Monsters vs. Aliens gives you the chance to play as three characters from the film, but each of these is pretty much a one trick pony, making the game a three trick pony of sorts overall. Ginormica is the woman mutated to super size, but in the game she chooses to use her powers to fashion skates out of whatever vehicles she can get her hands on (or rather, feet into). Her levels are of the skating variety that you've seen in plenty of games before jump that gap, duck that obstacle, grind that rail. The Missing Link is some sort of bizarre lizard-fish-monkey thing and is the game's token platforming character. His levels are of the crate-smashing, enemy-bashing kind. The last character is B.O.B. the blob.

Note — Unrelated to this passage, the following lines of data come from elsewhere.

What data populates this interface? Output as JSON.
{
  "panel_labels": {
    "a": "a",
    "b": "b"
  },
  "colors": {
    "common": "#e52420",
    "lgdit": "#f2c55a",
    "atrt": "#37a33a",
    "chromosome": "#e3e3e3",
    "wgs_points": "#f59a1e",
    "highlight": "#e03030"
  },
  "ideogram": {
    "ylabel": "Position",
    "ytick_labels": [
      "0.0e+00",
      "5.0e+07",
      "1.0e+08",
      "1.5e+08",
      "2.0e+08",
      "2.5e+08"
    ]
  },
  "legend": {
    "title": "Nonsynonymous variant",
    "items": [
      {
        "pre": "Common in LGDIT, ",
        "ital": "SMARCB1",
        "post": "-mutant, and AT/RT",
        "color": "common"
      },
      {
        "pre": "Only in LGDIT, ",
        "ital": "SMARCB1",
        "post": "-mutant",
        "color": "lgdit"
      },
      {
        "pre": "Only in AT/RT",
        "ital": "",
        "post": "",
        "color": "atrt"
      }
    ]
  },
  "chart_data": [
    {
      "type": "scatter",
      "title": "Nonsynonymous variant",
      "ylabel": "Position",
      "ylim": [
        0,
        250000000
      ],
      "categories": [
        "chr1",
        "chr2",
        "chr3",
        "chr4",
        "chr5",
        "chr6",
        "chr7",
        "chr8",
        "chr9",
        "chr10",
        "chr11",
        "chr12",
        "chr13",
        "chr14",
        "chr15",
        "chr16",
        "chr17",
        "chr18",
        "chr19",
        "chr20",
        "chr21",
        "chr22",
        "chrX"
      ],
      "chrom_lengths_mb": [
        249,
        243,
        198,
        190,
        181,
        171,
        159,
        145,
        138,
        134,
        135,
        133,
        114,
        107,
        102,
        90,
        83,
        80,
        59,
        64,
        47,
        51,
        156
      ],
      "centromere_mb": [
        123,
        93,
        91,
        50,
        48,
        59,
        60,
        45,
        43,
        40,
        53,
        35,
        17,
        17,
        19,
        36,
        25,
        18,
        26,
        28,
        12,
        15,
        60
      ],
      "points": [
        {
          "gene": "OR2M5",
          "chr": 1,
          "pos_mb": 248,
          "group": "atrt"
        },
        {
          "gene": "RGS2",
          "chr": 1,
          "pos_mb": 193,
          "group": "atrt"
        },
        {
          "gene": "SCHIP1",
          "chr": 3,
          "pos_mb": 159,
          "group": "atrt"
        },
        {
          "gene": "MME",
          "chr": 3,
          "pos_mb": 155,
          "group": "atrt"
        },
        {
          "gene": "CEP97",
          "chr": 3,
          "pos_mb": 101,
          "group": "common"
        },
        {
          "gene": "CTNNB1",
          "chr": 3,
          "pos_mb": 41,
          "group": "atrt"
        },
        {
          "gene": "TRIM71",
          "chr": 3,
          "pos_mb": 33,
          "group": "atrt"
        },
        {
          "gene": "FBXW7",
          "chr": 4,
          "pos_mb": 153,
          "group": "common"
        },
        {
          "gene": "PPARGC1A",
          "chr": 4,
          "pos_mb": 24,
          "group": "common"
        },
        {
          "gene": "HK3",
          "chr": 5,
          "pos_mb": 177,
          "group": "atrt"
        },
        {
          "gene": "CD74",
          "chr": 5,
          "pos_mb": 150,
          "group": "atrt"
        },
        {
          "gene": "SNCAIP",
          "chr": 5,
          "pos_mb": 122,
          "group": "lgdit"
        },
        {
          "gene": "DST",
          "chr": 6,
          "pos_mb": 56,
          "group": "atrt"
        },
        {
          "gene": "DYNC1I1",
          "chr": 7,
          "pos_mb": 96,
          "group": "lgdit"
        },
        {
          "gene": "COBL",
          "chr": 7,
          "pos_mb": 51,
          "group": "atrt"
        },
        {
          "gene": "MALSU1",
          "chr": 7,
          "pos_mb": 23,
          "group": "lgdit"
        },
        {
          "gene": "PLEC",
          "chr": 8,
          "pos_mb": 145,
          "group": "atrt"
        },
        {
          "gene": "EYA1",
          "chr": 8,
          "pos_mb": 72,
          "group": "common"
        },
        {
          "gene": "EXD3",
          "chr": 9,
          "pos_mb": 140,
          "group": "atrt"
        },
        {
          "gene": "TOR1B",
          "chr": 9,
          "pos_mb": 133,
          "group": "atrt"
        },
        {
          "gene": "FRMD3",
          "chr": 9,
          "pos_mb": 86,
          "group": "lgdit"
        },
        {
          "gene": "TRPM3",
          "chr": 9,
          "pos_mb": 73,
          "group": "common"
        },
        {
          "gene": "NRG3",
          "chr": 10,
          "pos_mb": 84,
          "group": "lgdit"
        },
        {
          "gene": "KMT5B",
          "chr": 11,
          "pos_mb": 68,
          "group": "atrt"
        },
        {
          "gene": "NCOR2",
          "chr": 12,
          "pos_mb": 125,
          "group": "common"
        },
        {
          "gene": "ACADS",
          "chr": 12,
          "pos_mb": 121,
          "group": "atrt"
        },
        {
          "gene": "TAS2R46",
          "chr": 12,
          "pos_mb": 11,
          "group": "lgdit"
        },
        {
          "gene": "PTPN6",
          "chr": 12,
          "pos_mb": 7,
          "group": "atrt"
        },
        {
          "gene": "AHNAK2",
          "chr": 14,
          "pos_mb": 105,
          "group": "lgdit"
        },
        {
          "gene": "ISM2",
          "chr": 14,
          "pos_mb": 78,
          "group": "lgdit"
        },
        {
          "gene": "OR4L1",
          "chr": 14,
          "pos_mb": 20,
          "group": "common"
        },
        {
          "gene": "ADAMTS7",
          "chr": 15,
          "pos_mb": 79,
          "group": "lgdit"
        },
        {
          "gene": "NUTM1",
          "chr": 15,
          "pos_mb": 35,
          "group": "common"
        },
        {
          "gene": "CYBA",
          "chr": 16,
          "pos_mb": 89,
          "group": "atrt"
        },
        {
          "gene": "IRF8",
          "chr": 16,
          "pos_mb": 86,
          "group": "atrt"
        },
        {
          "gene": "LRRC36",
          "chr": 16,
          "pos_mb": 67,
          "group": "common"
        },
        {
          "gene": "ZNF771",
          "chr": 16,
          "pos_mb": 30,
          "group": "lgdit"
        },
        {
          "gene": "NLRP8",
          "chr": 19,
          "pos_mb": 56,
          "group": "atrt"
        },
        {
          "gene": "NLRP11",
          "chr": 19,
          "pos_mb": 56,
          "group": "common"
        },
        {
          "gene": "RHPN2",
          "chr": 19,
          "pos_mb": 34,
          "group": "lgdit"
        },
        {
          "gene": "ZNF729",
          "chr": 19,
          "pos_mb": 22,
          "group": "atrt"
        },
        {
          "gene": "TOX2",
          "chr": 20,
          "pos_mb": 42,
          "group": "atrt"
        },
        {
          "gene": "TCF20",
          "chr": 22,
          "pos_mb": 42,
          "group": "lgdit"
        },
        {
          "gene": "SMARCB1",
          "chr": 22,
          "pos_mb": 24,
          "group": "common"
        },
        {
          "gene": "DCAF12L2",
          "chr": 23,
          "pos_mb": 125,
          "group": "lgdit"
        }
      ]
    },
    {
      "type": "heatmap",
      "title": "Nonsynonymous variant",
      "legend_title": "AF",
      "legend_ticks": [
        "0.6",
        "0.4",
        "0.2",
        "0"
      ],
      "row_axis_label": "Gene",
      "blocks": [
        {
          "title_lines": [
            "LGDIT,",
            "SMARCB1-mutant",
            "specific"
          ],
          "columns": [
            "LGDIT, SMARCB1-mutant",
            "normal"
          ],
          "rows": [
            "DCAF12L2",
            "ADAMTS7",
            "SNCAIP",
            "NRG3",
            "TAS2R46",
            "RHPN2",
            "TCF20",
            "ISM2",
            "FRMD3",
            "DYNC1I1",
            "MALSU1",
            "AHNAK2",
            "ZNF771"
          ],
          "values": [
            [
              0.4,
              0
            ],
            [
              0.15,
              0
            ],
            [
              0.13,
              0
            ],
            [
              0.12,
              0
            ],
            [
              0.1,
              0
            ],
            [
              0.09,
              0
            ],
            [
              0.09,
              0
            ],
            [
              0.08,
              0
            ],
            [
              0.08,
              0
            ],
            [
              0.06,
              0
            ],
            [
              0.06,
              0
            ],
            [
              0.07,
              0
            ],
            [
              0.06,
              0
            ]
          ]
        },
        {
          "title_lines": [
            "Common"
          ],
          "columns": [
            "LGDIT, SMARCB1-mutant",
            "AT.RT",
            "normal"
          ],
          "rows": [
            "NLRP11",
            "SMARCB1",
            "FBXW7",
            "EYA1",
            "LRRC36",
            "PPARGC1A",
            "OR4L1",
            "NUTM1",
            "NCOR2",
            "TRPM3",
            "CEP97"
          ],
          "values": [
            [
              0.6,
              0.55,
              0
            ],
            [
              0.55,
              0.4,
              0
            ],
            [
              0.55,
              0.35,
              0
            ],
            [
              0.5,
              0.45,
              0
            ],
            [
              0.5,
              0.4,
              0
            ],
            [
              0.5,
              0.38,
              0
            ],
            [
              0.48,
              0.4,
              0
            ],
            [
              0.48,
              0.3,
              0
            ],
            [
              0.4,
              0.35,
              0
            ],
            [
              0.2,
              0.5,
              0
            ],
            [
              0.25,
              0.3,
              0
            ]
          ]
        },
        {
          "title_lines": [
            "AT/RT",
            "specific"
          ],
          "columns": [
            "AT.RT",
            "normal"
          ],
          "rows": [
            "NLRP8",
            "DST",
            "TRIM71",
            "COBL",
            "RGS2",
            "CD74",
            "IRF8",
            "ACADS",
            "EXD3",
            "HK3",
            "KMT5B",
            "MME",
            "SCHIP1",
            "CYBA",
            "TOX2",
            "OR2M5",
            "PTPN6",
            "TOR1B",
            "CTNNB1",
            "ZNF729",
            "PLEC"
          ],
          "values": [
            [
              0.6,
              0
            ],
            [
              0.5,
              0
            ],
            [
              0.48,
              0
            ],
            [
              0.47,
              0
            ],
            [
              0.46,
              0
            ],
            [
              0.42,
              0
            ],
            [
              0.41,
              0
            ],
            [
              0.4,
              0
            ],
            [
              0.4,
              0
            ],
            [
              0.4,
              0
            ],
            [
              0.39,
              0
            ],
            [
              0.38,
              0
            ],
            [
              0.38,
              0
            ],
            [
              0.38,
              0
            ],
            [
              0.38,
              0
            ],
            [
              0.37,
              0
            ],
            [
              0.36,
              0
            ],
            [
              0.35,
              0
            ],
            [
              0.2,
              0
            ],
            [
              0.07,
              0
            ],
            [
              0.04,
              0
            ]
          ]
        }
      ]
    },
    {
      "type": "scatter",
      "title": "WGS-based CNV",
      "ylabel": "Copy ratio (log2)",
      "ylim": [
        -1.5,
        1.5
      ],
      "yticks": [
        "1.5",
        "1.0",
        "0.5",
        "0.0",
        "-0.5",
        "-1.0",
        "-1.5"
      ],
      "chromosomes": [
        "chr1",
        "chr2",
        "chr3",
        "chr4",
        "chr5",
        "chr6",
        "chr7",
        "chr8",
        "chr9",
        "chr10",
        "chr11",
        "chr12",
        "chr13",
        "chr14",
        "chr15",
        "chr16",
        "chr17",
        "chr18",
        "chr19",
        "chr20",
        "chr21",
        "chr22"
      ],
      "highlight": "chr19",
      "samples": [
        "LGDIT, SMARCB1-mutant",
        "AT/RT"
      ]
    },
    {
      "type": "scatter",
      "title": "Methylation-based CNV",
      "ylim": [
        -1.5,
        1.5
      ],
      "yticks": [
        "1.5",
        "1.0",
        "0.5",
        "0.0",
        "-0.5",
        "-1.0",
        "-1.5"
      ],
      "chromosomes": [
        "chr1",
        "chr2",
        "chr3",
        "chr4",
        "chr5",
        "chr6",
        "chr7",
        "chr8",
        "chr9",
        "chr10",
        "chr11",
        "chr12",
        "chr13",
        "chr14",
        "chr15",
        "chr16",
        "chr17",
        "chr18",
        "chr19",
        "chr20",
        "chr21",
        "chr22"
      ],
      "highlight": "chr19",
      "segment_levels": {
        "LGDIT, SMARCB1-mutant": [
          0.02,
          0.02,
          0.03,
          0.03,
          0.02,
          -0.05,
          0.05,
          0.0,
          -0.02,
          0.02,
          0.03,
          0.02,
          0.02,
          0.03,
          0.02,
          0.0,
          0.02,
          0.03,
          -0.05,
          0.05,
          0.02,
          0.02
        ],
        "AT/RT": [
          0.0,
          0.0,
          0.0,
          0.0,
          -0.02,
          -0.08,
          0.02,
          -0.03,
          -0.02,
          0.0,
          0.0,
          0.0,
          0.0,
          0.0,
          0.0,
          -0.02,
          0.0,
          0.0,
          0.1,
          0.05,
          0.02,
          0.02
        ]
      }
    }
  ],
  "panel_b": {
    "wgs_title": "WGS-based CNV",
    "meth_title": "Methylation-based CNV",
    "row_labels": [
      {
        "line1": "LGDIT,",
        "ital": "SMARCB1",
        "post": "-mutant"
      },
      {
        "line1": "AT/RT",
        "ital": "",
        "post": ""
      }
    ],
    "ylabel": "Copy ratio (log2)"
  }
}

His levels tend to puzzle-like mazes where his blob qualities are used to do things like stick to walls and sucking things up while avoiding slipping through grates.

The mechanics for each of the three characters levels are used over and over again throughout the game, so the gameplay soon grows old for anyone who can't handle repetition the way a younger kid can. They all over-use various controller shakes and waggles the way many Wii games do, integrating motion control into the game for the mere sake of having motion control. The game adds collectibles in the form of DNA strands that can be spent in a DNA lab between levels to collect unlockables. This adds an element to the game that the kiddies may like, but it's not enough to overcome the game's repetitive nature.

Monsters vs. Aliens is not terrible, but it's not great either. Kids who enjoyed the film will probably be OK with it, but it would have been nice if they were given a more compelling game.

In The End, This Game Hath Been Rated: 64%. A game best left to kids who really, really liked the movie. Other kids and everyone else should look to get their gameplaying fun elsewhere.